A canção que fecha o disco 2 do álbum branco é uma homenagem de John a sua mãe, Julia, que morreu atropelada por um policial bêbado quando John tinha apenas 17 anos, em 1958. Foi escrita durante uma visita dos Beatles à Índia em 1968.

Half of what I say is meaningless / But I say it just to reach you, Julia

“Maxwell’s Silver Hammer” – (1969, Abbey Road)

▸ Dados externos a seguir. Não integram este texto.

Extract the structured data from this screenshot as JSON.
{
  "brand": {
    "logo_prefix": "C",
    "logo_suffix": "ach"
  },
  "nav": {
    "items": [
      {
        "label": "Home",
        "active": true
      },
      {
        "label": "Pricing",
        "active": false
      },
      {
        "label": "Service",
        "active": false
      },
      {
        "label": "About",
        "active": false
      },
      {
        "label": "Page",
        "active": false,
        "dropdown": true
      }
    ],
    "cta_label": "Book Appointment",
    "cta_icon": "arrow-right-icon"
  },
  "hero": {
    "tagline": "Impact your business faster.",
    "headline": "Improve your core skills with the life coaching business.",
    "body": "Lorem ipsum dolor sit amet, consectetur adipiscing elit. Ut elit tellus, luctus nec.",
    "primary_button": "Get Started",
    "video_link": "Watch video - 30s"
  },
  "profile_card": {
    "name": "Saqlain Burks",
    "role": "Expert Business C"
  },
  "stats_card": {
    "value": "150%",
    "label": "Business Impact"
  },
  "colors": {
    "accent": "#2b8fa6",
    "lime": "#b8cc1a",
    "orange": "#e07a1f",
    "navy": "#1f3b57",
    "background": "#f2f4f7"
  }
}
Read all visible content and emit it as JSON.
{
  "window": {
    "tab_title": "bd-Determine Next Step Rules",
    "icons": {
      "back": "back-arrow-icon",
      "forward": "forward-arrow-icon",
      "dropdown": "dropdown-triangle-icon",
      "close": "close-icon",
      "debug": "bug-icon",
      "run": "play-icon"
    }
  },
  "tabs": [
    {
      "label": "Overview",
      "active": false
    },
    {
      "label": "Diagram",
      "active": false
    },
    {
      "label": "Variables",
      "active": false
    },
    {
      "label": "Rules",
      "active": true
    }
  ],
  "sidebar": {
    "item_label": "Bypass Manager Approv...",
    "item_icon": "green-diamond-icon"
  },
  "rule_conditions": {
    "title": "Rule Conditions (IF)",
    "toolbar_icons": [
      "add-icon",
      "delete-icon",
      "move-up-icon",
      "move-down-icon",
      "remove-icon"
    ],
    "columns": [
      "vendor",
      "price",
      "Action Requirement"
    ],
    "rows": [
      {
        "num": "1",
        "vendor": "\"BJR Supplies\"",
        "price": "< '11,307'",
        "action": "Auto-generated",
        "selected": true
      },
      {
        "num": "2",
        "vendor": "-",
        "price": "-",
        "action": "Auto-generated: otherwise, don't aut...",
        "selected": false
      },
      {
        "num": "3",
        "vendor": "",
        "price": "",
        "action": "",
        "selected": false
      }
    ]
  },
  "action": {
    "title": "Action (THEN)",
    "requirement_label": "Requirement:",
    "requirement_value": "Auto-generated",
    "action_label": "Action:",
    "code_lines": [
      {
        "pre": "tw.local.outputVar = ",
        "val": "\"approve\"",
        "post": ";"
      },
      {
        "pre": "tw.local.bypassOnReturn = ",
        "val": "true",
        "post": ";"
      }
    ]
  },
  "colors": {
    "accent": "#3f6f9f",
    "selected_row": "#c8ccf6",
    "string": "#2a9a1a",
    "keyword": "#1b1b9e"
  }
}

Dizem que é um dos motivos iniciais para a separação da banda. Além da constante presença de Yoko nos estúdios, já que ela e John haviam se acidentado na Escócia, e uma cama chegou a ser colocada no estúdio para que Yoko se recuperasse, a banda não gostava muito de toda a atenção dada a ela por John, nenhum outro Beatle gostou da ideia da música além de Paul, que a compôs. George teve que respirar o solo várias vezes, se cansando, Ringo odiava a ideia de tocar a bateria sem bater na caixa, com a baqueta na coxa marcando o tempo, só no refrão é que ele toca normalmente, e John se recusou a gravar, considerando apenas mais “uma ideia estapafúrdia de Paul”. Ringo disse anos depois que a gravação dessa música foi para ele o pior momento ao lado dos Beatles, que passaram três dias seguidos em estúdio para conseguir finalizar a faixa. A música foi criada para o The Beatles mas não foi gravada, foi então no ano seguinte e foi usada em Abbey Road. Apesar da melodia agradável, quase que de uma canção infantil, a música narra comicamente a história de um maluco homicida chamado Maxwell, que sai por aí com seu martelo de prata matando as pessoas. Apesar disso, Paul disse que se trata apenas de uma analogia, quando tudo está indo bem na vida, vem Maxwell com seu martelo e bang! bang!

Aparentemente Maxwell é mais um personagem fictício criado por Paul, mas o subconsciente pode ter agido aqui também. Anos antes da gravação da faixa, enquanto dirigia por Liverpool, Paul ouviu na rádio da BBC uma versão de Ubu Cocu, do dramaturgo Afred Jarray, que foi descrita como uma “extravagância patafísica”, o que impressionou Paul, segundo ele a melhor peça de rádio que já ouviu na vida. Ele foi então assistir a uma apresentação do espetáculo quando a peça esteve em Londres, que era estrelada por Max Wall. Paul havia se encantado com a ideia da patafísica, uma espécie de arte surrealista e ciência literária criada por Alfred Jarray. E disse que se inspirou em alguns conceitos e ideias para adicionar toques surreais a faixa. Por isso que Max Wall pode ter inspirado o Maxwell da faixa em questão.

“The Ballad of John and Yoko” – (1969, Single)

Ela é exatamente o que o título diz, uma baladinha de John e Yoko, sendo Yoko a musa inspiradora do título em questão. A canção fala sobre a lua de mel dos dois em Paris e sobre os eventos de seu casamento, que havia acontecido apenas dois meses antes do lançamento da faixa. Ela saiu como single, o último da história dos Beatles, tendo “Old Brown Shoe” como seu lado b. O curioso é que todos os instrumentos foram gravados apenas por Paul e John, George estava de férias e Ringo estava gravando o filme The Magic Christian. John escreveu, levou até Paul e pediu que eles gravassem logo, que não tinha como esperar o retorno dos dois, e assim o fizeram, com John fazendo guitarra, violão e percussão e Paul fazendo baixo, piano e bateria.